Omiya Bonsai Village

Omiya Bonsai Village (an hour from central Tokyo, Omiya Koen Station on the Tobu Noda Line, in Saitama) is a good place to observe the art of miniature tree cultivation and buy bonsai trees and plants. It is located in a historic residential area with trees, parks and old museums.

Bonsaicho is home to more than 100,000 bonsai. Established in 1925, two years after the Great Kanto Earthquake, to provide a save haven for valueable bonsai, it is comprised of dozens of nurseries located within 16 gardens. The scale of it grew in 1989 when Saitama hosted an international bonsai convention and welcomed bonsai enthusiasts from 32 countries. The area has beautiful promenades named after trees. The Maneien Garden has several trees said to between 500 and 1,000 year old and valued at more than $200,000. A juniper was owned by Emperor Meiji. A ¥500 fee is needed to enter the section of the garden with oldest and rarest trees.

A bonsai tree can be small enough to on a small table yet take decades — or even centuries — to carefully coax into "a sublime, harmonious shape." The Omiya Bonsai Art Museum has many such trees and is the world's first publicly-run museum devoted to bonsai and has one of the world’s most impressive collections. English audio guides are available to give you greater insight into these amazing creations. Located less than an hour from central Tokyo, it makes for a perfect half-day destination—or take some extra time to explore the surrounding neighborhood, home to the lovely Omiya Park as well as a number privately-run bonsai gardens, nurseries, tool shops, and even a bonsai café.

Each garden is under constant supervision of workers, who are busy doing a variety of chores throughout the year. Many of the nurseries sell bonsai. An illustrated map is available at the Bonsai Shiki no le, a wooden structure on Mimiji-dori (Maple Avenue). A map is also available at Omiya Koen Station. For information call ☎ (048)-647-8087 Location: 2-24-3 Toro-cho, Kita-ku, Saitama-shi, Saitama; Getting There: Omiya Koen Station on the Tobu Noda Line Websites: official site: Bonsai in Japan /

G-Cans Super Flood-Control Tunnel

G-Cans Super Tunnel (50 meters beneath the surface in Saitama) is one of the world’s most massive and visually striking flood-defense system. As you descend the 6.5-kilometers-long tunnel, the 70-meter-tall, 30-meter-in-diameter silos and colossal storage tank supported by 50 towering pillars come into view, akin to the ruins of a lost civilization. A guide will shed light on the history of this project; completed in 2006 after 14 years of construction and explain how the giant complex and tunnels keep Tokyoites safe from overflowing rivers. It’s a lesser-known side of Japan that must be seen to be believed. Japan’s “underground temple” is a must-visit example for urban architecture, where visitors can marvel at the size and scope of this cutting-edge disaster prevention facility.
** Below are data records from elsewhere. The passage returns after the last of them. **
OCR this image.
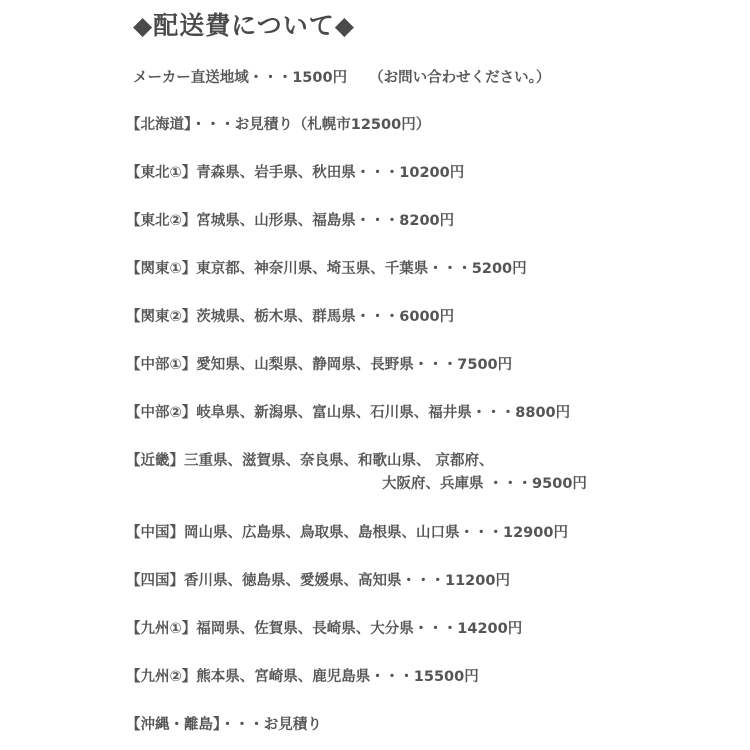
◆配送費について◆
メーカー直送地域・・・1500円 （お問い合わせください。）
【北海道】・・・お見積り（札幌市12500円）
【東北①】青森県、岩手県、秋田県・・・10200円
【東北②】宮城県、山形県、福島県・・・8200円
【関東①】東京都、神奈川県、埼玉県、千葉県・・・5200円
【関東②】茨城県、栃木県、群馬県・・・6000円
【中部①】愛知県、山梨県、静岡県、長野県・・・7500円
【中部②】岐阜県、新潟県、富山県、石川県、福井県・・・8800円
【近畿】三重県、滋賀県、奈良県、和歌山県、 京都府、
大阪府、兵庫県 ・・・9500円
【中国】岡山県、広島県、鳥取県、島根県、山口県・・・12900円
【四国】香川県、徳島県、愛媛県、高知県・・・11200円
【九州①】福岡県、佐賀県、長崎県、大分県・・・14200円
【九州②】熊本県、宮崎県、鹿児島県・・・15500円
【沖縄・離島】・・・お見積り
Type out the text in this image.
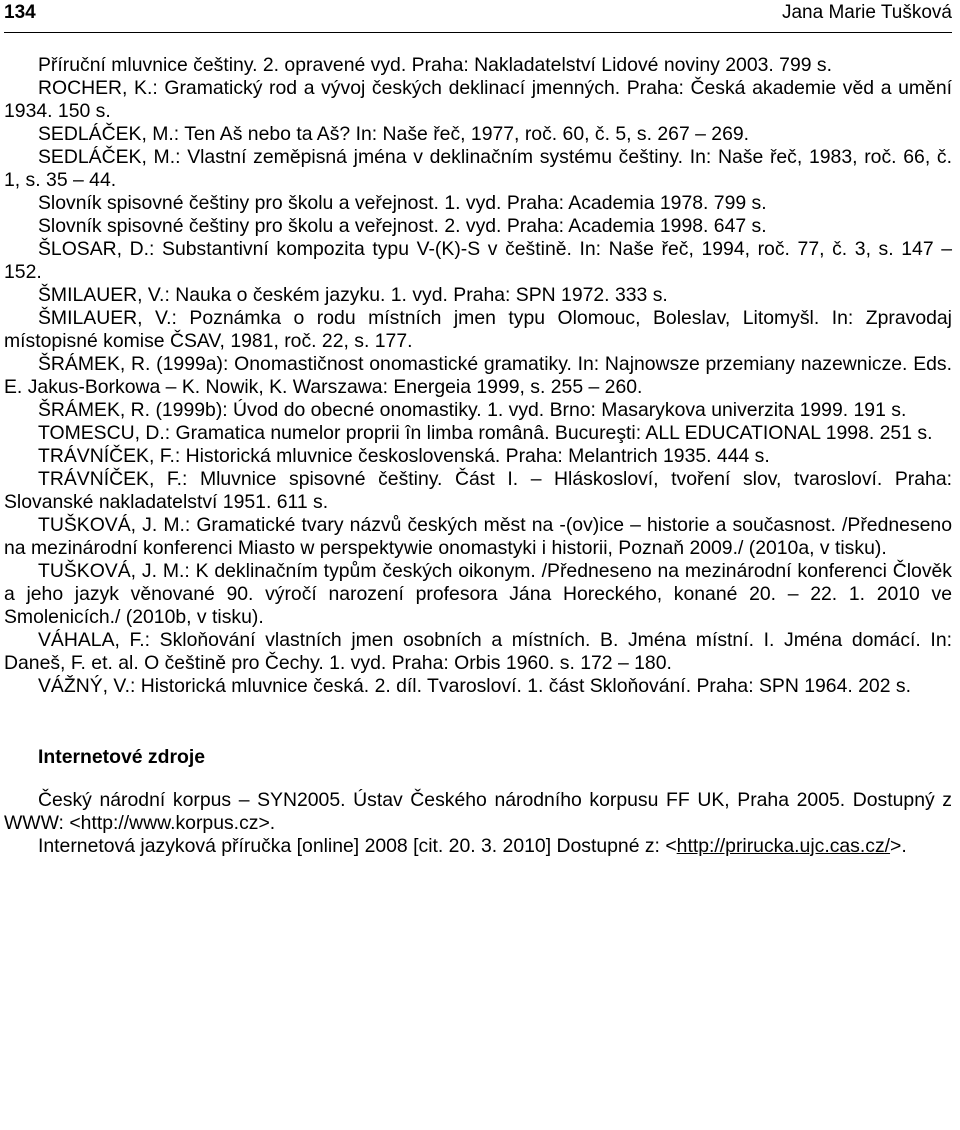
134	Jana Marie Tušková

Příruční mluvnice češtiny. 2. opravené vyd. Praha: Nakladatelství Lidové noviny 2003. 799 s.

ROCHER, K.: Gramatický rod a vývoj českých deklinací jmenných. Praha: Česká akademie věd a umění 1934. 150 s.

SEDLÁČEK, M.: Ten Aš nebo ta Aš? In: Naše řeč, 1977, roč. 60, č. 5, s. 267 – 269.

SEDLÁČEK, M.: Vlastní zeměpisná jména v deklinačním systému češtiny. In: Naše řeč, 1983, roč. 66, č. 1, s. 35 – 44.

Slovník spisovné češtiny pro školu a veřejnost. 1. vyd. Praha: Academia 1978. 799 s.

Slovník spisovné češtiny pro školu a veřejnost. 2. vyd. Praha: Academia 1998. 647 s.

ŠLOSAR, D.: Substantivní kompozita typu V-(K)-S v češtině. In: Naše řeč, 1994, roč. 77, č. 3, s. 147 – 152.

ŠMILAUER, V.: Nauka o českém jazyku. 1. vyd. Praha: SPN 1972. 333 s.

ŠMILAUER, V.: Poznámka o rodu místních jmen typu Olomouc, Boleslav, Litomyšl. In: Zpravodaj místopisné komise ČSAV, 1981, roč. 22, s. 177.

ŠRÁMEK, R. (1999a): Onomastičnost onomastické gramatiky. In: Najnowsze przemiany nazewnicze. Eds. E. Jakus-Borkowa – K. Nowik, K. Warszawa: Energeia 1999, s. 255 – 260.

ŠRÁMEK, R. (1999b): Úvod do obecné onomastiky. 1. vyd. Brno: Masarykova univerzita 1999. 191 s.

TOMESCU, D.: Gramatica numelor proprii în limba românâ. Bucureşti: ALL EDUCATIONAL 1998. 251 s.

TRÁVNÍČEK, F.: Historická mluvnice československá. Praha: Melantrich 1935. 444 s.

TRÁVNÍČEK, F.: Mluvnice spisovné češtiny. Část I. – Hláskosloví, tvoření slov, tvarosloví. Praha: Slovanské nakladatelství 1951. 611 s.

TUŠKOVÁ, J. M.: Gramatické tvary názvů českých měst na -(ov)ice – historie a současnost. /Předneseno na mezinárodní konferenci Miasto w perspektywie onomastyki i historii, Poznaň 2009./ (2010a, v tisku).

TUŠKOVÁ, J. M.: K deklinačním typům českých oikonym. /Předneseno na mezinárodní konferenci Člověk a jeho jazyk věnované 90. výročí narození profesora Jána Horeckého, konané 20. – 22. 1. 2010 ve Smolenicích./ (2010b, v tisku).

VÁHALA, F.: Skloňování vlastních jmen osobních a místních. B. Jména místní. I. Jména domácí. In: Daneš, F. et. al. O češtině pro Čechy. 1. vyd. Praha: Orbis 1960. s. 172 – 180.

VÁŽNÝ, V.: Historická mluvnice česká. 2. díl. Tvarosloví. 1. část Skloňování. Praha: SPN 1964. 202 s.

Internetové zdroje

Český národní korpus – SYN2005. Ústav Českého národního korpusu FF UK, Praha 2005. Dostupný z WWW: <http://www.korpus.cz>.

Internetová jazyková příručka [online] 2008 [cit. 20. 3. 2010] Dostupné z: <http://prirucka.ujc.cas.cz/>.
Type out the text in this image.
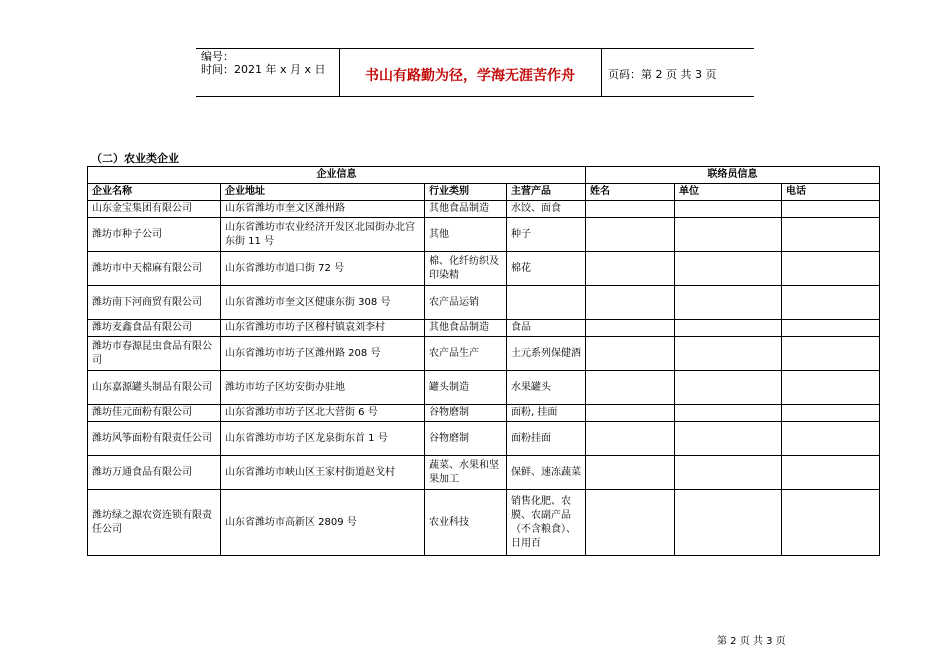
编号：
时间：2021 年 x 月 x 日	书山有路勤为径，学海无涯苦作舟	页码：第 2 页 共 3 页
（二）农业类企业
企业信息				联络员信息		
企业名称	企业地址	行业类别	主营产品	姓名	单位	电话
山东金宝集团有限公司	山东省潍坊市奎文区潍州路	其他食品制造	水饺、面食			
潍坊市种子公司	山东省潍坊市农业经济开发区北园街办北宫东街 11 号	其他	种子			
潍坊市中天棉麻有限公司	山东省潍坊市道口街 72 号	棉、化纤纺织及印染精	棉花			
潍坊南下河商贸有限公司	山东省潍坊市奎文区健康东街 308 号	农产品运销				
潍坊麦鑫食品有限公司	山东省潍坊市坊子区穆村镇袁刘李村	其他食品制造	食品			
潍坊市春源昆虫食品有限公司	山东省潍坊市坊子区潍州路 208 号	农产品生产	土元系列保健酒			
山东嘉源罐头制品有限公司	潍坊市坊子区坊安街办驻地	罐头制造	水果罐头			
潍坊佳元面粉有限公司	山东省潍坊市坊子区北大营街 6 号	谷物磨制	面粉, 挂面			
潍坊风筝面粉有限责任公司	山东省潍坊市坊子区龙泉街东首 1 号	谷物磨制	面粉挂面			
潍坊万通食品有限公司	山东省潍坊市峡山区王家村街道赵戈村	蔬菜、水果和坚果加工	保鲜、速冻蔬菜			
潍坊绿之源农资连锁有限责任公司	山东省潍坊市高新区 2809 号	农业科技	销售化肥、农膜、农副产品（不含粮食）、日用百			
第 2 页 共 3 页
The metropolitan area outer canal is the largest underground canal constructed in the world to prevent floods. When a small or medium-sized river such as Nakagawa, Kuramatsu River, Oochi Kotone River, No. 18 waterway, Komatsu River becomes a flood, part of the flood can be discharged to the spacious Edo River. The Nakagawa and Ayase river basins are surrounded by large rivers such as the Tone, Edo and Ara rivers. This area has suffered flood damage many times due to its low land and plate-like terrain. In addition, the slope of the river is gentle and it is difficult for water to flow to the sea, so the water level does not drop easily when heavy rain falls. Moreover, in recent years, urbanization has progressed rapidly, and it has become difficult for rainwater to seep into the ground, and rainwater flows into the river all at once, causing floods to occur easily. With the completion of the Greater Tokyo Metropolitan Outer Floodway, the number and area of houses flooded in the surrounding area has been significantly reduced, and the damage to the basin, which has been plagued by floods for many years, has been greatly reduced.

Overall configuration: First, the "inflow facility" and "vertical shaft" that take in the flood from each river, the "tunnel" of the underground river that flows the flood, and the "pressure regulating tank" that weakens the momentum of water in the underground space and secures a smooth flow. It is composed of a "drainage station" that drains floods from underground. Floods will be taken into the outer spillway of the Tokyo metropolitan area by overflowing dikes on the Nakagawa, Kuramatsu River, Oochukotone River, No. 18 Waterway, and Komatsugawa embankment. When the water level of the river rises and exceeds the height of the overflow bank, it naturally flows into the inflow facility. At the entrance of the inflow facility, we installed a dust remover that captures dust with a screen and continuously scrapes it up to prevent large dust from entering.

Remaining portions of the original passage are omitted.